There are four key tactics to optimise tool usage and eradicate redundant or replicated data packets. When combined, they go a long way towards reducing irrelevant network traffic, in turn cutting energy consumption and building a more sustainable infrastructure.
The structure of modern data centre networks prioritises resiliency and availability, but this approach creates duplicate network packets across a network, dramatically increasing the volume of traffic being processed by data centre tools.
Each network packet only needs to be analysed once, and deduplication allows operators to identify and remove duplicates before sending network data to tools, reducing redundancies and thereby requiring far less energy.
Application filtering separates data based on traffic signature, distinguishing between high and low-risk applications, even when data is encrypted. High-volume, trusted applications such as YouTube can be filtered out, allowing businesses to focus data centre tools where they are needed.
This reduces the amount of data flowing across the network and limits the energy use of data centre tools.
Flow mapping is the process of sending only the relevant network data to meet each tool’s needs; flow mapping drastically reduces network traffic and prevents tools from becoming overloaded with information from unnecessary subnets, protocols or VLANs.
Flow slicing is a method of optimisation focused on reducing the information shared via network packets in every user session. Much like flow mapping, flow slicing functions on the basis that inundating tools with non-essential information wastes valuable energy, and many tools only need to see the initial setup, header and handshake information.
Flow slicing is highly efficient and can carry a significant impact on tool traffic and energy consumption: real-world deployments reduce tool traffic by 80 to 95 percent.
One of the most powerful capabilities for reducing the volume of unnecessary or irrelevant data sent to tools that require data sets as opposed to network packets is being able to intelligently define and select specific metadata elements from the traffic for specific applications.

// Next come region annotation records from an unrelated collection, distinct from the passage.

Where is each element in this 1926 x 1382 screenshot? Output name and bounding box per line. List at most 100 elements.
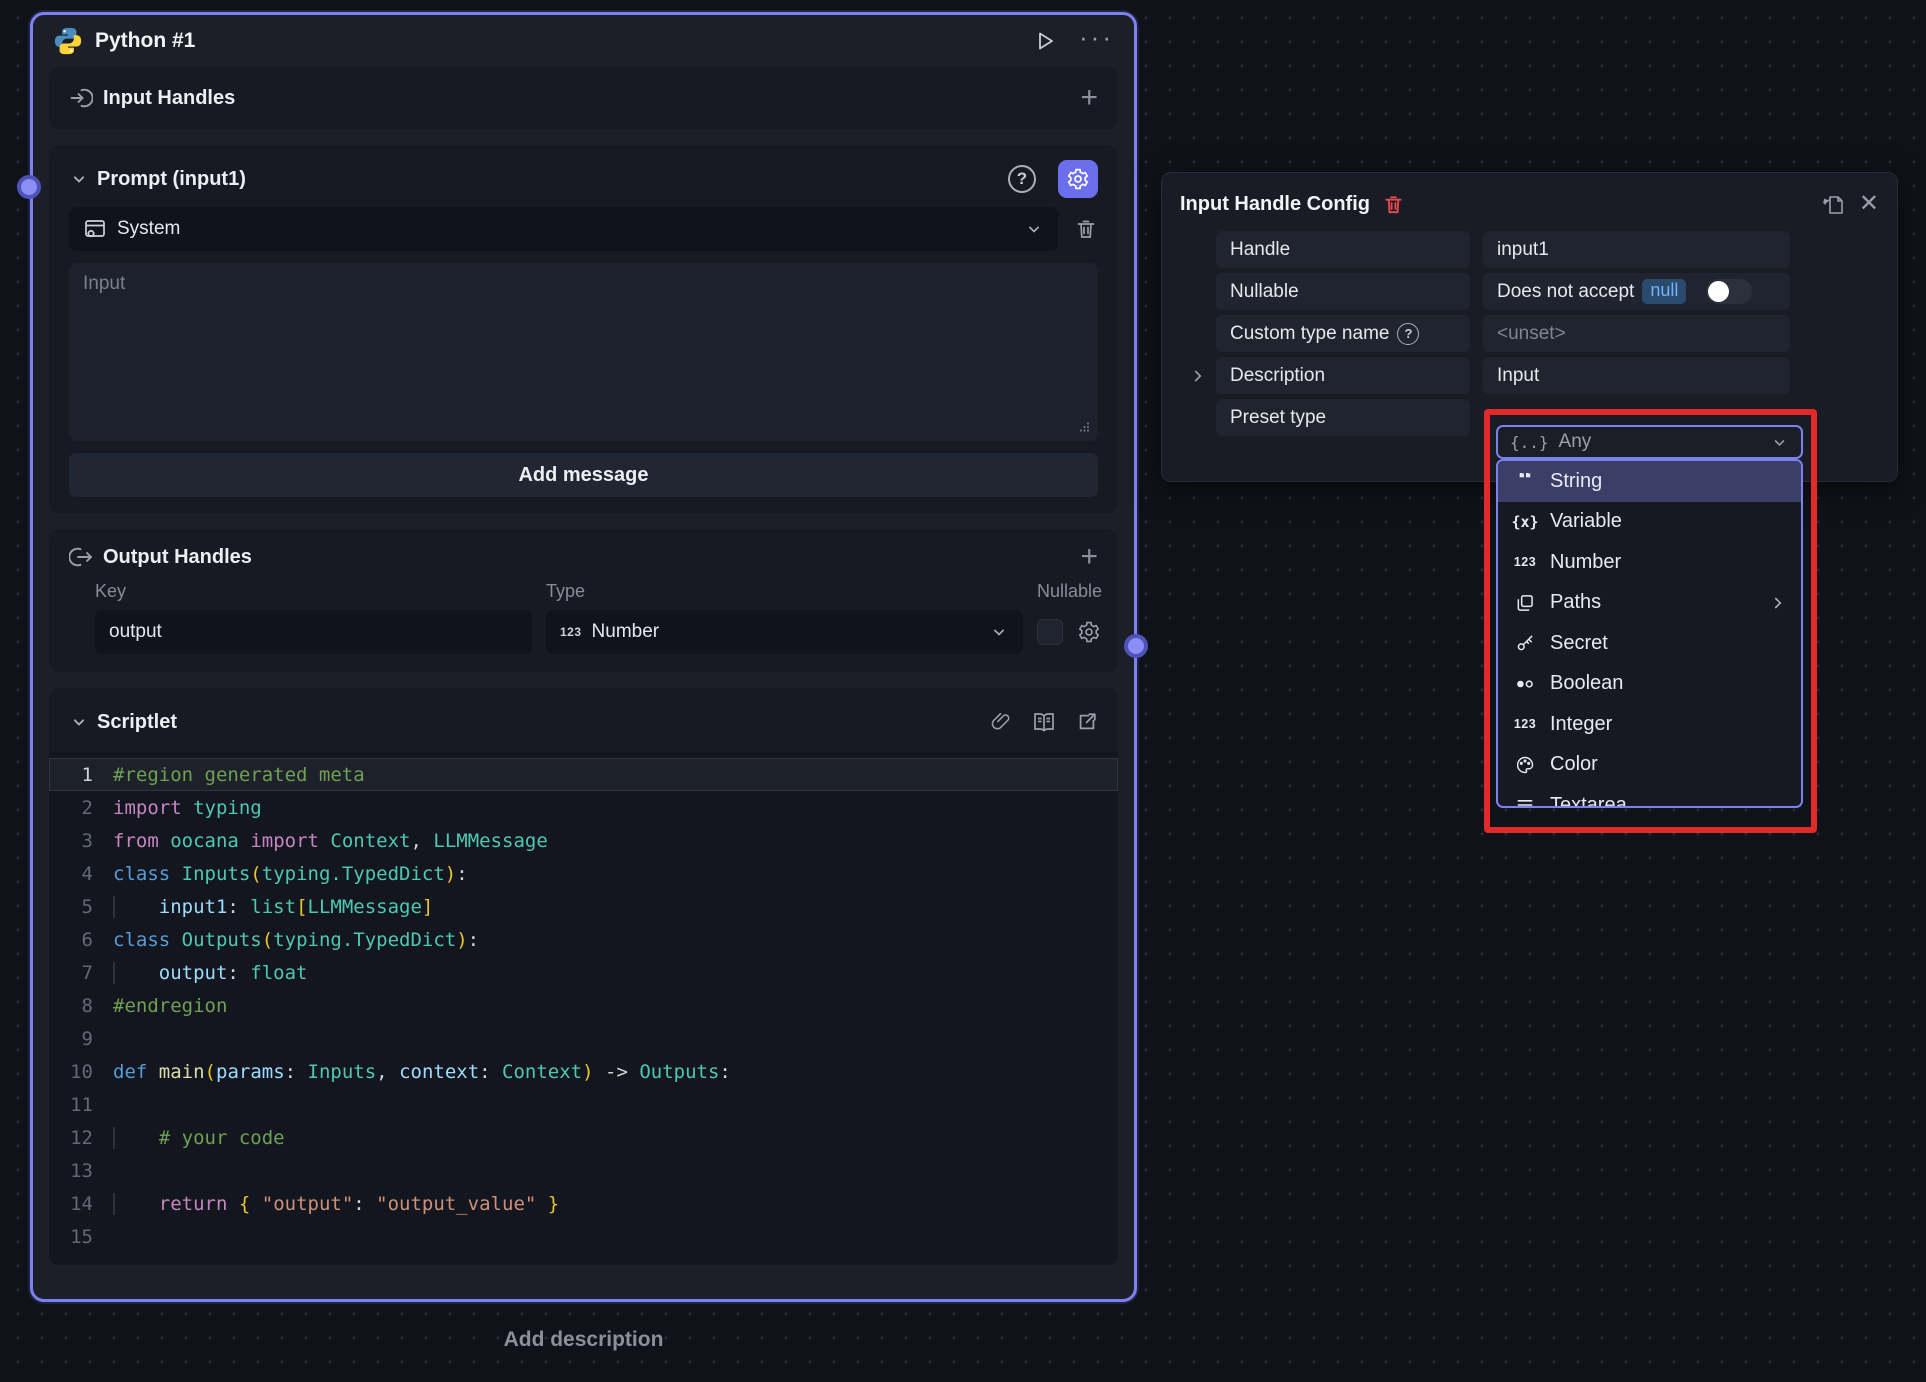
code-editor[interactable]: 1#region generated meta2import typing3fr… <box>49 752 1118 1265</box>
message-role-value: System <box>117 218 1014 240</box>
prompt-input-placeholder: Input <box>83 273 125 294</box>
python-logo-icon <box>53 26 83 56</box>
output-type-select[interactable]: 123 Number <box>546 610 1023 654</box>
prompt-input-textarea[interactable]: Input <box>69 263 1098 441</box>
prompt-settings-button[interactable] <box>1058 160 1098 198</box>
add-message-button[interactable]: Add message <box>69 453 1098 497</box>
more-options-button[interactable]: ··· <box>1079 32 1114 50</box>
dropdown-item-paths[interactable]: Paths <box>1498 583 1801 624</box>
dropdown-item-label: String <box>1550 470 1787 493</box>
dropdown-item-boolean[interactable]: Boolean <box>1498 664 1801 705</box>
description-input[interactable]: Input <box>1483 357 1790 394</box>
scriptlet-title: Scriptlet <box>97 711 982 734</box>
node-titlebar: Python #1 ··· <box>33 15 1134 67</box>
variable-icon: {x} <box>1512 513 1538 531</box>
chevron-down-icon <box>989 622 1009 642</box>
python-node[interactable]: Python #1 ··· Input Handles + Prompt (in… <box>30 12 1137 1302</box>
add-description-button[interactable]: Add description <box>30 1328 1137 1352</box>
message-role-select[interactable]: System <box>69 207 1058 251</box>
chevron-right-icon <box>1769 594 1787 612</box>
boolean-icon <box>1512 673 1538 695</box>
system-role-icon <box>83 217 107 241</box>
input-handles-icon <box>69 86 93 110</box>
dropdown-item-color[interactable]: Color <box>1498 745 1801 786</box>
chevron-down-icon[interactable] <box>69 712 89 732</box>
dropdown-item-integer[interactable]: 123Integer <box>1498 704 1801 745</box>
code-line: 4class Inputs(typing.TypedDict): <box>49 857 1118 890</box>
dropdown-item-variable[interactable]: {x}Variable <box>1498 502 1801 543</box>
dropdown-item-label: Textarea <box>1550 794 1787 808</box>
custom-type-name-label: Custom type name ? <box>1216 315 1470 352</box>
column-type: Type <box>546 581 1023 602</box>
resize-grip[interactable] <box>1078 421 1090 433</box>
nullable-label: Nullable <box>1216 273 1470 310</box>
code-line: 3from oocana import Context, LLMMessage <box>49 824 1118 857</box>
help-icon[interactable]: ? <box>1397 323 1419 345</box>
dropdown-item-textarea[interactable]: Textarea <box>1498 785 1801 808</box>
dropdown-item-label: Boolean <box>1550 672 1787 695</box>
number-icon: 123 <box>560 625 582 639</box>
output-connection-handle[interactable] <box>1124 634 1148 658</box>
preset-type-select[interactable]: {..} Any <box>1496 425 1803 459</box>
dropdown-item-string[interactable]: “ String <box>1498 461 1801 502</box>
attach-file-icon[interactable] <box>990 711 1012 733</box>
color-icon <box>1512 755 1538 775</box>
input-handles-title: Input Handles <box>103 87 1070 110</box>
add-input-handle-button[interactable]: + <box>1080 88 1098 108</box>
scriptlet-section: Scriptlet 1#region generated meta2import… <box>49 688 1118 1265</box>
input-handles-section: Input Handles + <box>49 67 1118 129</box>
output-key-value: output <box>109 621 162 643</box>
code-line: 2import typing <box>49 791 1118 824</box>
input-connection-handle[interactable] <box>17 175 41 199</box>
expand-description-button[interactable] <box>1180 367 1216 385</box>
config-panel-title: Input Handle Config <box>1180 193 1370 216</box>
quote-icon: “ <box>1512 473 1538 489</box>
dropdown-item-label: Color <box>1550 753 1787 776</box>
help-icon[interactable]: ? <box>1008 165 1036 193</box>
code-line: 14 return { "output": "output_value" } <box>49 1187 1118 1220</box>
close-icon[interactable]: ✕ <box>1859 194 1879 214</box>
dropdown-item-number[interactable]: 123 Number <box>1498 542 1801 583</box>
custom-type-name-input[interactable]: <unset> <box>1483 315 1790 352</box>
delete-message-button[interactable] <box>1074 217 1098 241</box>
handle-input[interactable]: input1 <box>1483 231 1790 268</box>
nullable-value: Does not accept null <box>1483 273 1790 310</box>
secret-icon <box>1512 633 1538 653</box>
duplicate-icon[interactable] <box>1821 191 1847 217</box>
number-icon: 123 <box>1512 555 1538 569</box>
column-nullable: Nullable <box>1037 581 1104 602</box>
prompt-title: Prompt (input1) <box>97 168 1000 191</box>
dropdown-item-label: Number <box>1550 551 1787 574</box>
output-handles-title: Output Handles <box>103 546 1070 569</box>
nullable-toggle[interactable] <box>1706 279 1752 304</box>
open-external-icon[interactable] <box>1076 711 1098 733</box>
paths-icon <box>1512 593 1538 613</box>
code-line: 7 output: float <box>49 956 1118 989</box>
nullable-status-text: Does not accept <box>1497 281 1634 303</box>
output-handles-icon <box>69 545 93 569</box>
prompt-section: Prompt (input1) ? System Input <box>49 145 1118 513</box>
add-output-handle-button[interactable]: + <box>1080 547 1098 567</box>
preset-type-value: Any <box>1559 431 1760 453</box>
integer-icon: 123 <box>1512 717 1538 731</box>
output-type-value: Number <box>592 621 979 643</box>
output-key-input[interactable]: output <box>95 610 532 654</box>
docs-icon[interactable] <box>1032 710 1056 734</box>
preset-type-label: Preset type <box>1216 399 1470 436</box>
output-handle-row: output 123 Number <box>69 610 1098 654</box>
dropdown-item-secret[interactable]: Secret <box>1498 623 1801 664</box>
run-button[interactable] <box>1033 29 1057 53</box>
code-line: 15 <box>49 1220 1118 1253</box>
chevron-down-icon[interactable] <box>69 169 89 189</box>
code-line: 5 input1: list[LLMMessage] <box>49 890 1118 923</box>
null-badge: null <box>1642 279 1686 304</box>
output-settings-button[interactable] <box>1077 620 1103 644</box>
delete-handle-button[interactable] <box>1382 193 1405 216</box>
handle-label: Handle <box>1216 231 1470 268</box>
code-line: 9 <box>49 1022 1118 1055</box>
code-line: 10def main(params: Inputs, context: Cont… <box>49 1055 1118 1088</box>
column-key: Key <box>95 581 532 602</box>
nullable-checkbox[interactable] <box>1037 619 1063 645</box>
code-line: 13 <box>49 1154 1118 1187</box>
code-line: 1#region generated meta <box>49 758 1118 791</box>
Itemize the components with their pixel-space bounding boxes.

In many cases and for some applications, this can reduce the data sent by as much as 95%, just giving the tool the data attributes of the traffic it needs.
Efficiency, in spending, man hours and energy usage, has been the name of the game for IT and security leaders who are constantly tasked to do more with less. Many cloud journeys began or were escalated in response to the COVID-19 pandemic.
As a result, inefficiency in infrastructure and spending is something that all modern businesses are now contending with, and a focus on carbon emissions is just the latest pressure for businesses to reduce these redundancies.
These tactics do more than reduce the energy requirements of data centres. By streamlining data tooling, they can enable organisations to remove unnecessary data centre tools and reduce sprawl, saving valuable IT spending for more innovation.
Certain tools can see a 95% reduction in traffic through the combination of filtering, deduplication and application metadata. Even more importantly, the fidelity and relevance of the 5% of information the tools now get is just as high; it’s just that the tool didn’t have to waste its resources filtering the 100% to find the information of value.
Other tools that may prefer to see nearly all traffic may see only a 25% reduction through modest use of filtering. In all scenarios, organisations can better manage and measure power usage in the tooling infrastructure.
The old sustainability mantra, ‘reduce, reuse, recycle,’ reminds us that the first and best way to save resources is to not use them in the first place. Deep observability and better data management empower enterprises to do just this. By applying a more strategic, considered approach, decision-makers can benefit their businesses’ budgets, network uptime, and even the planet.